Parkinson’s Disease (PD) and alpha synucleinopathies are multifactorial disorders, which
manifest through motor symptoms and non-motor symptoms involving the Central Nervous System
(CNS), the Peripheral Nervous System (PNS) and, recently, also the Enteric Nervous System (ENS).
The typical hallmarks of alpha synucleinopathies are proteinaceous inclusions of alpha synuclein (αS).

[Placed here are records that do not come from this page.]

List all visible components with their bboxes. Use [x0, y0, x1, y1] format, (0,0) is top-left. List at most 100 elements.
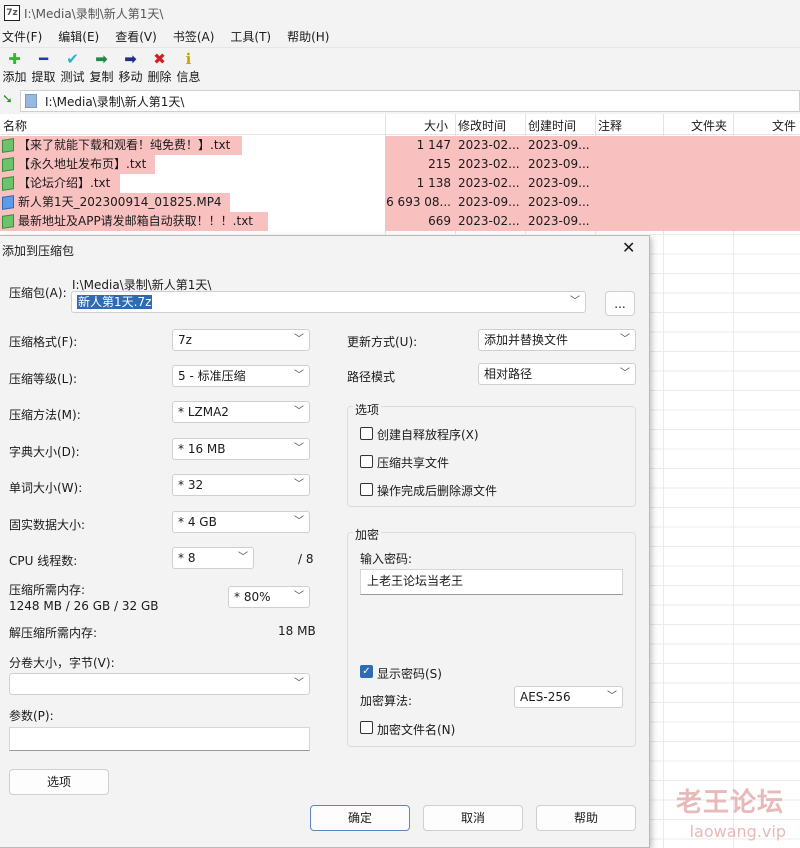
- archive-label: 压缩包(A):: [9, 286, 67, 300]
- text-file-icon: [2, 157, 14, 172]
- format-label: 压缩格式(F):: [9, 335, 78, 349]
- level-label: 压缩等级(L):: [9, 372, 78, 386]
- shared-checkbox[interactable]: [360, 455, 373, 468]
- menu-edit[interactable]: 编辑(E): [58, 28, 99, 45]
- delete-after-checkbox[interactable]: [360, 483, 373, 496]
- test-button[interactable]: ✔ 测试: [58, 48, 87, 88]
- up-arrow-icon[interactable]: ➘: [2, 92, 13, 107]
- file-row[interactable]: 最新地址及APP请发邮箱自动获取！！！.txt 669 2023-02... 2…: [0, 212, 800, 231]
- word-label: 单词大小(W):: [9, 481, 83, 495]
- menu-bar: 文件(F) 编辑(E) 查看(V) 书签(A) 工具(T) 帮助(H): [0, 26, 800, 48]
- col-name[interactable]: 名称: [3, 117, 27, 134]
- enc-method-select[interactable]: AES-256 ﹀: [514, 686, 623, 708]
- check-icon: ✔: [66, 50, 79, 68]
- delete-icon: ✖: [153, 50, 166, 68]
- address-text: I:\Media\录制\新人第1天\: [45, 94, 185, 109]
- move-label: 移动: [118, 70, 143, 84]
- file-row[interactable]: 【来了就能下载和观看！纯免费！】.txt 1 147 2023-02... 20…: [0, 136, 800, 155]
- file-name: 最新地址及APP请发邮箱自动获取！！！.txt: [18, 214, 254, 228]
- add-button[interactable]: ✚ 添加: [0, 48, 29, 88]
- dict-select[interactable]: * 16 MB ﹀: [172, 438, 310, 460]
- params-input[interactable]: [9, 727, 310, 751]
- mem-pct-value: * 80%: [234, 590, 271, 604]
- file-size: 6 693 08...: [385, 193, 455, 212]
- copy-button[interactable]: ➡ 复制: [87, 48, 116, 88]
- cpu-select[interactable]: * 8 ﹀: [172, 547, 254, 569]
- text-file-icon: [2, 214, 14, 229]
- file-row[interactable]: 【论坛介绍】.txt 1 138 2023-02... 2023-09...: [0, 174, 800, 193]
- menu-bookmarks[interactable]: 书签(A): [173, 28, 215, 45]
- help-button[interactable]: 帮助: [536, 805, 636, 831]
- solid-select[interactable]: * 4 GB ﹀: [172, 511, 310, 533]
- path-mode-select[interactable]: 相对路径 ﹀: [478, 363, 636, 385]
- mem-label: 压缩所需内存:: [9, 583, 86, 597]
- delete-button[interactable]: ✖ 删除: [145, 48, 174, 88]
- file-modified: 2023-02...: [455, 155, 525, 174]
- file-row[interactable]: 【永久地址发布页】.txt 215 2023-02... 2023-09...: [0, 155, 800, 174]
- close-icon[interactable]: ✕: [622, 238, 635, 257]
- password-input[interactable]: 上老王论坛当老王: [360, 569, 623, 595]
- format-select[interactable]: 7z ﹀: [172, 329, 310, 351]
- ok-button[interactable]: 确定: [310, 805, 410, 831]
- title-bar: 7z I:\Media\录制\新人第1天\: [0, 0, 800, 26]
- col-modified[interactable]: 修改时间: [458, 117, 506, 134]
- move-button[interactable]: ➡ 移动: [116, 48, 145, 88]
- update-value: 添加并替换文件: [484, 333, 569, 347]
- level-select[interactable]: 5 - 标准压缩 ﹀: [172, 365, 310, 387]
- menu-tools[interactable]: 工具(T): [230, 28, 271, 45]
- file-created: 2023-09...: [525, 155, 595, 174]
- split-select[interactable]: ﹀: [9, 673, 310, 695]
- col-created[interactable]: 创建时间: [528, 117, 576, 134]
- params-label: 参数(P):: [9, 709, 54, 723]
- extract-button[interactable]: ━ 提取: [29, 48, 58, 88]
- file-rest: [595, 155, 800, 174]
- options-button[interactable]: 选项: [9, 769, 109, 795]
- sfx-checkbox[interactable]: [360, 427, 373, 440]
- file-row[interactable]: 新人第1天_202300914_01825.MP4 6 693 08... 20…: [0, 193, 800, 212]
- file-name-cell: 【论坛介绍】.txt: [0, 174, 120, 193]
- method-value: * LZMA2: [178, 405, 229, 419]
- method-select[interactable]: * LZMA2 ﹀: [172, 401, 310, 423]
- encrypt-names-checkbox[interactable]: [360, 721, 373, 734]
- col-size[interactable]: 大小: [424, 117, 448, 134]
- toolbar: ✚ 添加 ━ 提取 ✔ 测试 ➡ 复制 ➡ 移动 ✖ 删除 ℹ 信息: [0, 48, 800, 88]
- dialog-title: 添加到压缩包: [2, 244, 75, 258]
- copy-arrow-icon: ➡: [95, 50, 108, 68]
- delete-label: 删除: [147, 70, 172, 84]
- mem-value: 1248 MB / 26 GB / 32 GB: [9, 599, 159, 613]
- chevron-down-icon: ﹀: [620, 368, 630, 379]
- info-button[interactable]: ℹ 信息: [174, 48, 203, 88]
- file-modified: 2023-02...: [455, 212, 525, 231]
- watermark-title: 老王论坛: [675, 788, 784, 818]
- enc-method-value: AES-256: [520, 690, 571, 704]
- cancel-button[interactable]: 取消: [423, 805, 523, 831]
- file-rest: [595, 193, 800, 212]
- update-select[interactable]: 添加并替换文件 ﹀: [478, 329, 636, 351]
- show-password-checkbox[interactable]: ✓: [360, 665, 373, 678]
- col-files[interactable]: 文件: [772, 117, 796, 134]
- file-name-cell: 最新地址及APP请发邮箱自动获取！！！.txt: [0, 212, 268, 231]
- dict-value: * 16 MB: [178, 442, 226, 456]
- menu-file[interactable]: 文件(F): [2, 28, 42, 45]
- menu-help[interactable]: 帮助(H): [287, 28, 329, 45]
- mem-pct-select[interactable]: * 80% ﹀: [228, 586, 310, 608]
- shared-label: 压缩共享文件: [377, 456, 450, 470]
- col-folders[interactable]: 文件夹: [691, 117, 727, 134]
- address-input[interactable]: I:\Media\录制\新人第1天\: [20, 90, 800, 112]
- browse-button[interactable]: ...: [605, 291, 635, 316]
- word-select[interactable]: * 32 ﹀: [172, 474, 310, 496]
- chevron-down-icon: ﹀: [238, 552, 248, 563]
- col-comment[interactable]: 注释: [598, 117, 622, 134]
- archive-name-combo[interactable]: 新人第1天.7z ﹀: [71, 291, 586, 313]
- file-name: 【永久地址发布页】.txt: [18, 157, 147, 171]
- minus-icon: ━: [38, 50, 49, 68]
- app-icon: 7z: [4, 5, 20, 21]
- chevron-down-icon: ﹀: [294, 443, 304, 454]
- file-modified: 2023-02...: [455, 136, 525, 155]
- sfx-label: 创建自释放程序(X): [377, 428, 479, 442]
- file-name-cell: 新人第1天_202300914_01825.MP4: [0, 193, 230, 212]
- extract-label: 提取: [31, 70, 56, 84]
- menu-view[interactable]: 查看(V): [115, 28, 157, 45]
- info-icon: ℹ: [185, 50, 192, 68]
- file-size: 215: [385, 155, 455, 174]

In PD they are known as Lewy Bodies (LBs) and Lewy Neurites (LNs), discovered in dopaminergic
neurons of substantia nigra (pars compacta) as well as in other regions of the central and peripheral
nervous systems. Despite the clear causes which lead to LBs/LNs are still unknown, according to
Braak’s theory, these inclusions appear first in PNS to spread, following neuronal innervation, towards the CNS in a spatio-
temporal dissemination described in a staging procedure. In line with these observations, several animal models have
been used with the purpose to reproduce PD as well as to propose new therapeutic approaches. Different pathways can
cooperate to neurodegeneration in PD such as genetic mutations of αS gene, mitochondrial dysfunctions, neuroinflammation.

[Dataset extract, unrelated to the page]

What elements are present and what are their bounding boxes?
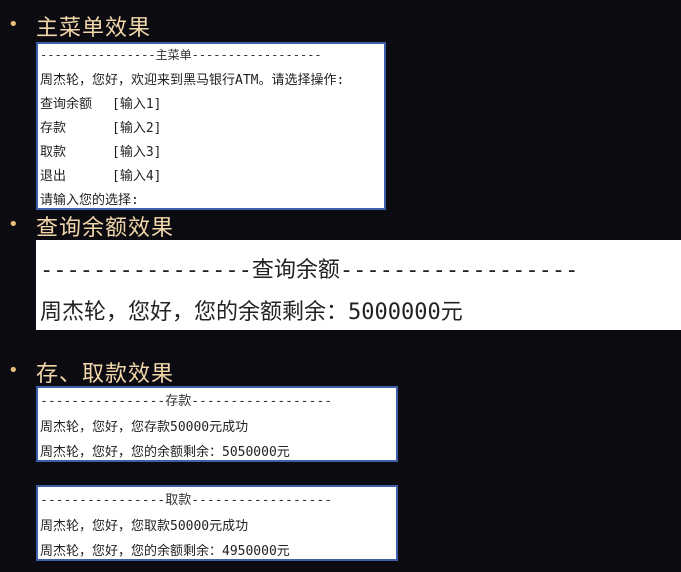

The present review highlights αS as the key-word for PD pathology and alpha synucleinopathies and a main target in
PD research. Several therapeutic approaches can be proposed, however all of them are addressed in advanced stages of the
pathology. Our focus will be the alteration of αS physiological pathway, which allows to address therapy in early stages at
intracellular or extracellular level, such as the use of anti ER-stress compounds and innovative immunotherapy, which
could be promising tools to reduce neuronal degeneration and to halt PD progression.